Before COVID-19 hit hard, Habitat Noosa was fully booked over the Easter break.

Wade Batty of Habitat Noosa accepts his national tourism award.
Wade Batty of Habitat Noosa accepts his national tourism award.

“We already were booked out for two weeks over Easter so we’ve had to refund hundreds of thousands of dollars,” Mr Batty said.

“Seventy-two staff have been laid off and we’ve got no business – zero.

“We’ve been shut down everywhere, all our bars, our brewery our campground, the backpacker bar,” he said.

Mr Batty said his group’s occupancy rate was almost 80 percent all year round under normal trading circumstances.

“This is such a disaster. We’re in the middle of trying to work out (how to move forward), but it will be very difficult.

“We just won the best tourism business in Australia a week before we started getting shut down, so it’s absolutely devastating for us. I just can’t believe it.

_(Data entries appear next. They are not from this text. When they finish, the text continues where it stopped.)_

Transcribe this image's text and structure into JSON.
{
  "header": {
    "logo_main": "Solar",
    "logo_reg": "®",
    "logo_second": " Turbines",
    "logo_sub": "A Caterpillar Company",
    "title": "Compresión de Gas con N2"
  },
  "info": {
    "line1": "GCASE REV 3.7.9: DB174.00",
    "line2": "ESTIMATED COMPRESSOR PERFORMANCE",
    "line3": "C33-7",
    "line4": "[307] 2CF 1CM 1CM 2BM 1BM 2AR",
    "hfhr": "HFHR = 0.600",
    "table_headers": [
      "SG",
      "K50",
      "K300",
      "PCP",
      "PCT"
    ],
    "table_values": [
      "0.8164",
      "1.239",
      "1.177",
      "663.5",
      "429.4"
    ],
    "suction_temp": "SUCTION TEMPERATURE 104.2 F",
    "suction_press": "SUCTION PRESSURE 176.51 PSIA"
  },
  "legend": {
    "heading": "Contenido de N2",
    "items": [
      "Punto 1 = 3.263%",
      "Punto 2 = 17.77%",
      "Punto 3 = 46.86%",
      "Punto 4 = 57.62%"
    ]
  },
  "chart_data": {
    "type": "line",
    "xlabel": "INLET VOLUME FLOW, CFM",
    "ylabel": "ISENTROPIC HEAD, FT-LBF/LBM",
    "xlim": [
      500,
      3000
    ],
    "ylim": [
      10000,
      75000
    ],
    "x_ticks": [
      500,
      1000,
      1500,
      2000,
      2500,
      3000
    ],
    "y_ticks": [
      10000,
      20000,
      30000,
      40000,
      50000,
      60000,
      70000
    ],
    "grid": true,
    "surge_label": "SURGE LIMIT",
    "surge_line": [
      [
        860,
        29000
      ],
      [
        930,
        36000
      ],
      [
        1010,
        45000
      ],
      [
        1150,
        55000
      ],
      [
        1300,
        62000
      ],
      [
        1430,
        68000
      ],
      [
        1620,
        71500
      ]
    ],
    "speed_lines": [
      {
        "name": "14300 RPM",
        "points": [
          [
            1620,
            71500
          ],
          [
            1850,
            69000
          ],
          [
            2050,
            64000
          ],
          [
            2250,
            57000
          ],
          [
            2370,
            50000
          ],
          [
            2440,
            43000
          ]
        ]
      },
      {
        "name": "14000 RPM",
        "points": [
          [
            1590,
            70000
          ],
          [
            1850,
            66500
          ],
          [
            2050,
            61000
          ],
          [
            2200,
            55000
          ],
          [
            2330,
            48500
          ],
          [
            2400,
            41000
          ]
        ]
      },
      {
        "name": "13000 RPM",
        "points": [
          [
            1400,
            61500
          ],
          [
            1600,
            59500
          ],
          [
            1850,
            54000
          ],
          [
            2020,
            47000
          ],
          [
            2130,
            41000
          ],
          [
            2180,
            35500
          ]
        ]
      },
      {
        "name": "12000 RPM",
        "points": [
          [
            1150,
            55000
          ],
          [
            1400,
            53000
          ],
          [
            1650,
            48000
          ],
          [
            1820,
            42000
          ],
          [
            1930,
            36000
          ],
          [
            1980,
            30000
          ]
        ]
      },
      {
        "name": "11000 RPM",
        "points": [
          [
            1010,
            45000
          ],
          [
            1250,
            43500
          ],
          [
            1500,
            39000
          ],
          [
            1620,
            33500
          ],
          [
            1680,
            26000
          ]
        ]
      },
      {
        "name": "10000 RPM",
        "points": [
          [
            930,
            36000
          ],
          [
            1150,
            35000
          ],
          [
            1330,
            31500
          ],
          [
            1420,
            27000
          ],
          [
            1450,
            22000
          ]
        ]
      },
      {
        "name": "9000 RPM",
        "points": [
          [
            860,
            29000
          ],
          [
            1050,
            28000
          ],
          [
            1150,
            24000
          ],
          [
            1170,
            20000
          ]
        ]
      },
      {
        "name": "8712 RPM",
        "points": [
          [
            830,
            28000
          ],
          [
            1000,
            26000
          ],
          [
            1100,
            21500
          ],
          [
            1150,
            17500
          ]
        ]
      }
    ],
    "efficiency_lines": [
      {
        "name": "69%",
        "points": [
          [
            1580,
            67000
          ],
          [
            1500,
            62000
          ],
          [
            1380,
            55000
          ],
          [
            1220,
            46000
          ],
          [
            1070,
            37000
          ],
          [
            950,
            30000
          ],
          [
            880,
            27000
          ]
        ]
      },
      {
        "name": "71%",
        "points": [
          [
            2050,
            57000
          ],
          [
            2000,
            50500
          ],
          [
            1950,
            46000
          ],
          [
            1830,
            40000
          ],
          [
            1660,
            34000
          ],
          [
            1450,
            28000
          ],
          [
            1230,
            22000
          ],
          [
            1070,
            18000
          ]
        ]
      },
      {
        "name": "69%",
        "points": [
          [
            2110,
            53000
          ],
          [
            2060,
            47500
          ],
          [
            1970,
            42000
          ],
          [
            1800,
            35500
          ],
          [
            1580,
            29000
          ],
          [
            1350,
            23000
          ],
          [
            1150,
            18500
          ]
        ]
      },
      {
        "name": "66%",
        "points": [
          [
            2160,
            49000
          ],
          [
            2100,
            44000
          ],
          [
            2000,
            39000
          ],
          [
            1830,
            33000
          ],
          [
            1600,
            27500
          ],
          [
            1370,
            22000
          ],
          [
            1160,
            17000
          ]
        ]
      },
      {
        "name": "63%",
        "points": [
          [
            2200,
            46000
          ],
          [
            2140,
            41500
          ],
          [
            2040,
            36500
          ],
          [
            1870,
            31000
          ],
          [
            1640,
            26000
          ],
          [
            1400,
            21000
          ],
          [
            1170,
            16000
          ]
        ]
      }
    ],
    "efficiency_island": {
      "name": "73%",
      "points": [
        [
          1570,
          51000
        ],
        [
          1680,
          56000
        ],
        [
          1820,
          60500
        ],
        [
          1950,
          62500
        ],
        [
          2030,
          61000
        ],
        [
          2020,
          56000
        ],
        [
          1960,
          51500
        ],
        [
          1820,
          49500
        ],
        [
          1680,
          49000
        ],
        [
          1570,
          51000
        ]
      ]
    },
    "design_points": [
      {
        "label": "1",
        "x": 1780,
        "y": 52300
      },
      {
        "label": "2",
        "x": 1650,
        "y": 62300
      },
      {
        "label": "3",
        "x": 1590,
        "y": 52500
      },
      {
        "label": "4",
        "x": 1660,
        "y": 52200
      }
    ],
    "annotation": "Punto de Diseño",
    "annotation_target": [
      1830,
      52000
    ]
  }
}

“I’m sitting here trawling through spread sheets and trying to work out how to survive.”

Mr Batty said he was left with himself and a general manager on a stripped down salary to assist him tidy up all the refunds.

Mr Batty has been in business for 17 years and never faced anything close to the challenges ahead. He said even if the coronavirus restrictions were lifted tomorrow, it would “take an eternity for the distribution networks to open up again”.

“And domestically, no one is going to have any money, that’s going to be the biggest issue, the last thing you do is travel.”

He said the core part of their business is the international backpacker market.

“It’s 90 per cent of our business - they’re generally resilient, but how long are the travel restrictions going to last?” Mr Batty said.

“It’s a disaster and very annoying. This is through no fault of our own.”

He said another big hit for Habitat Noosa was the outdoor education component with school groups.

“That’s been really strong and starting to grow ... now the schools are pulling out,” Mr Batty said.